Not to quote Casting Crowns, but they got it right in their song Voice of Truth. I can name countless times in the past few days that I have been listening to everything but the voice of truth. It's so easy for these "voices" to creep into a situation and ruin it. Lately I've been thinking about those people that say they are constantly doing things to glorify God, and are always talking about it. I have never understood that. How can you be thinking about that ALL the time? Don't you pay attention to what else is going on in the world? I find it very hard to focus on that because I'm so wrapped up in what's going on around me. I get so caught up in a desire or temptation that I block out and ignore the voice of truth. The truth that I shouldn't do that, that I shouldn't be that angry, that I shouldn't be doubting right now. Maybe it's been my desire to read scripture more, but lately I've been thinking about how God is impacting my life in a daily sense and not just big picture. I think that's one of my biggest hold ups. I forget that God is alive and active in daily life and doesn't just have this plan and dumps us off to figure out.

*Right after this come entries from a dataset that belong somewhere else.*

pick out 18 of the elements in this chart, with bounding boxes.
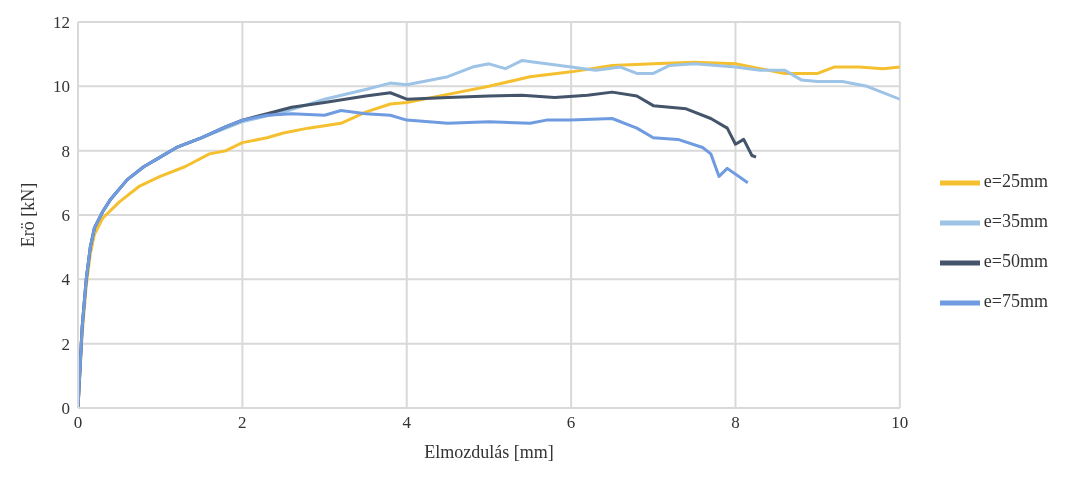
- x-tick-label: 4: [402, 413, 412, 433]
- x-tick-label: 2: [238, 413, 247, 433]
- y-tick-label: 8: [61, 141, 70, 161]
- y-tick-label: 12: [53, 13, 70, 33]
- legend-label: e=75mm: [983, 291, 1048, 312]
- y-tick-label: 4: [61, 270, 71, 290]
- x-axis-title: Elmozdulás [mm]: [424, 442, 554, 462]
- legend-label: e=25mm: [983, 171, 1048, 192]
- y-tick-label: 0: [61, 399, 70, 419]
- x-tick-label: 8: [731, 413, 740, 433]
- y-tick-label: 10: [53, 77, 70, 97]
- legend-label: e=35mm: [983, 211, 1048, 232]
- y-tick-label: 6: [61, 206, 70, 226]
- x-tick-label: 10: [891, 413, 909, 433]
- legend-label: e=50mm: [983, 251, 1048, 272]
- x-tick-label: 6: [566, 413, 576, 433]
- y-tick-label: 2: [61, 334, 70, 354]
- y-axis-title: Erö [kN]: [18, 182, 39, 248]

It's very easy to confuse God's voice with the voice of the Evil One. God doesn't guilt us or shame us. I know that I find myself feeling guilty about something and thinking that it's God telling me something. God convicts us, but doesn't guilt. I've been finding it hard to differentiate between the two, but I think that with more scripture reading and seeing more of who God is, it's becoming a little easier. The other day I was talking to Kristen (new staff worker), and we were talking about Acts and how sometimes there isn't a whole lot of application. She made a very good point that the Bible isn't just for application and ways to live a better life, but a way to see who God is and learn about his character.

I've been finding myself in prayer a lot more lately. It's definitely been a good thing, I'm just curious where this switch came from. I guess I know, but it's weird to see how different things are when you spend more time in prayer, and are praying about things that are important.

Summer has kicked off and I have been working a ton. I don't really spend that much time with people like I used to. It's kind of weird. I go home right after work to VA Beach and spend my evenings there. It's not a bad thing, but I see how it has changed some things. I guess this is a good precursor to a few things. But, there's no giving up on things. Everything changes, you just have to roll with it and work to keep what you find important. I will say though, living with my aunt has inspired many great conversations and I'm loving it. It's a lot of fun living there.

I'm going home next weekend for my brother's wedding. It was kind of thrown at me last minute and I had to buy a plane ticket home ($230 later). Not exactly what I wanted to be spending my money on, but I'm really excited to be going.

The other day I was talking with Eva, my high school Spanish teacher, about my trip to Spain and we were discussing a few things. I'm very excited. I just need to hear back from some people at ODU and then we can really discuss it. Alison will be in France at that time and it would be pretty sweet to go hang out there and maybe hit up Italy or Portugal while I'm there. Time will tell.

But, now it's back to work. Only a few more days sitting here and then I'll be wishing I were back here.